Alors que les entreprises du secteur automobile repensent leur empreinte en matière de fabrication et de chaîne d’approvisionnement, elles devront également évaluer et quantifier les principaux facteurs de valeur, les forces et les faiblesses opérationnelles, ainsi que le positionnement concurrentiel par le biais de modélisations et d’analyses stratégiques (en interne ou par le biais de sociétés de conseil indépendantes, comme Stout).

Gonzalo Nespolo : Avant l’annonce des tarifs, les transactions sur le marché intermédiaire prenaient plus de temps à s’exécuter, car les processus de diligence ont été étendus pour affiner les considérations de risque en raison des valorisations accrues. On s’attend à ce que cette tendance se poursuive dans un avenir prévisible, car les acheteurs chercheront à comprendre l’impact des tarifs sur la rentabilité à court terme, la capacité d’une cible à répercuter ces coûts sur les clients et les investissements potentiels nécessaires pour compenser les impacts prolongés de la guerre commerciale.

Si cela ne fait pas déjà partie de leur champ de due diligence, les acheteurs chercheront à améliorer la due diligence opérationnelle et commerciale afin de s’assurer qu’ils comprennent parfaitement la stratégie d’approvisionnement et les opérations d’une cible dans le but d’évaluer les risques et les opportunités en vertu des tarifs douaniers proposés. L’utilisation des compléments de prix, du roulement des actions, des contreparties conditionnelles et différées sera de plus en plus utilisée dans les structures de transactions, car les acheteurs cherchent à combler les écarts d’évaluation dus aux tarifs douaniers et à l’incertitude financière, une tendance que nous avons observée au cours des 12 à 18 derniers mois au fur et à mesure de l’augmentation des évaluations.

Au-delà d’une pause provisoire alors que les investisseurs et les négociateurs cherchent à comprendre l’impact des tarifs douaniers, nous nous attendons à ce que les volumes de transactions soient inférieurs aux attentes pour l’exercice 2025, car le niveau actuel d’incertitude et les attentes d’un cycle de négociation prolongé par les partenaires commerciaux obligent les investisseurs et les négociateurs à réduire leurs plans d’expansion par le biais des fusions et acquisitions.

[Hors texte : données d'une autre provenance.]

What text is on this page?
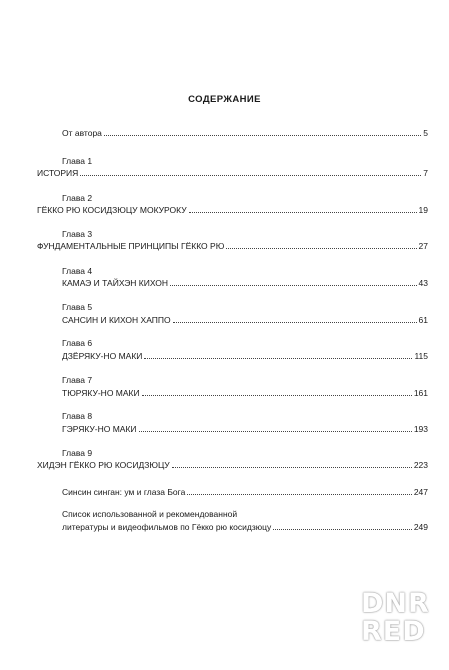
СОДЕРЖАНИЕ
От автора	5
Глава 1
ИСТОРИЯ	7
Глава 2
ГЁККО РЮ КОСИДЗЮЦУ МОКУРОКУ	19
Глава 3
ФУНДАМЕНТАЛЬНЫЕ ПРИНЦИПЫ ГЁККО РЮ	27
Глава 4
КАМАЭ И ТАЙХЭН КИХОН	43
Глава 5
САНСИН И КИХОН ХАППО	61
Глава 6
ДЗЁРЯКУ-НО МАКИ	115
Глава 7
ТЮРЯКУ-НО МАКИ	161
Глава 8
ГЭРЯКУ-НО МАКИ	193
Глава 9
ХИДЭН ГЁККО РЮ КОСИДЗЮЦУ	223
Синсин синган: ум и глаза Бога	247
Список использованной и рекомендованной
литературы и видеофильмов по Гёкко рю косидзюцу	249
DNR
RED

Jusqu’à ce que les investisseurs voient une trajectoire de certitude, l’activité fusions et acquisitions devrait diminuer à court terme. Dans l’intervalle, nous prévoyons que l’activité fusions et acquisitions se concentrera sur la localisation des chaînes d’approvisionnement, la relocalisation des opérations et les cibles présentant une résilience opérationnelle ou des caractéristiques transformationnelles. 

Bien qu’il soit encore trop tôt pour le dire, les opportunités en difficulté pourraient générer une plus grande part de l’activité fusions et acquisitions, en particulier avec les fournisseurs de niveau deux ou trois qui manquent de réserves de trésorerie pour les coups tarifaires. Avant l’annonce des tarifs douaniers, nous avons déjà assisté à une vague de faillites, principalement des entreprises appartenant à des sociétés de capital-investissement, résultant d’un environnement difficile de taux d'intérêt. Des périodes prolongées de taux d’intérêt élevés suivies d’un ralentissement continu de la demande causeront des problèmes aux entreprises qui ne disposent pas de la protection de leur bilan et des réserves de trésorerie nécessaires pour gérer une période d’incertitude et d’augmentation des coûts.


  1. Stephanie Brinley, "Les tarifs automobiles conduisent à des rétrogradations majeures des prévisions", S&P Global.